Dave's eyes open, he sees Simon standing over him and with both hands goes for his jugular. Everything kicks off and somehow it all bundles out into the corridor. Everyone is trying to calm the Uncles down and explain the 'innocent' mistake that has occurred. Intoxication levels don't help and when Uncle Steve thinks that Russel is siding with his friends over his soon to be extended family, he loses it and swings for Russel. A couple of us pull the Uncle back and he falls to the floor and is swiftly booted to the head by Russel's protective younger brother.

Eventually and amazingly it all calms down and everyone returns to bed, myself and Simon areluckily sharing the same room as the Uncles, thank god I was drunk.
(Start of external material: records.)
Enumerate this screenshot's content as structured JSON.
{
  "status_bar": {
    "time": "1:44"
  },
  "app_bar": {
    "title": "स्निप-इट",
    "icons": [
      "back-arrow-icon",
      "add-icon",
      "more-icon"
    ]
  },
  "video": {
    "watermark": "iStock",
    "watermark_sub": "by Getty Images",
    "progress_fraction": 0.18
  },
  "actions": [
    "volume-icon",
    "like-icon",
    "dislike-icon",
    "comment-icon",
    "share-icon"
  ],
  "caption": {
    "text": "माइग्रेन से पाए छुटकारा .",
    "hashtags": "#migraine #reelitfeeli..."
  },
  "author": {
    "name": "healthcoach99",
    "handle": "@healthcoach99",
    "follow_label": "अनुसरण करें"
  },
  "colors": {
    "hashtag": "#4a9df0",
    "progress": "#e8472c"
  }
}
We arise the next morning about 9:00, the same time that uncle Dave in his infinite wisdom had booked the paint balling for. Tensions were still high, Ollie decided that the rest of the weekend would go a lot smoother if he was to leave and jumped on an early train home.

Russel insisted on the Uncle's additionally making an early departure and although they proclaim that there was still unfinished business, they agreed to do so. I was in the room as Uncle Steve was packing his bags. Still incensed that he had been kicked in the head, he explained that he had been bullied until the age of 14. It was then that he decided to take Karate lessons and much like sales, this was an area in which he excelled. This noble vigilante then hunted down anyone that had wronged him and proceeded to gain retribution. He had swore to himself that no one would ever get the better of him ever again, which is why he could not simply forgive Russel's brother.

I was then to learn just how 'dangerous' Uncle Dave was and how close Ollie was to losing his life. Apparently Dave usually sleeps with a knife, well in fact both Uncle's do, dating back to their camping days. Also Dave has a mild sleep walking problem and can sometimes become quite disorientated, something I would imagine can be quite precarious when one sleeps with a blade.

Steve said his goodbyes, the silver lining being that we would now have more time to close a few of his big timeshare deals. I relayed this new information to Russel, both Simon and I thanked him rooming us with the Chuckle Brothers.

He claimed that he had no idea they were like that, something we may have believed if he hadn't been with his wife to be for 7 years. Still the remainder of weekend went off without a hitch, that was until Sunday morning.

Simon, clearly learning from past experiences had rubbed a mars bar into my hair while I was sleeping. It looked like I had soiled my sheets and we were due to check out there and then, this could scupper my chances with the barmaid downstairs. A taxi was booked promptly and we managed to escape with deposit in tact.

The wedding is in two weeks, in Stevenage, should be interesting.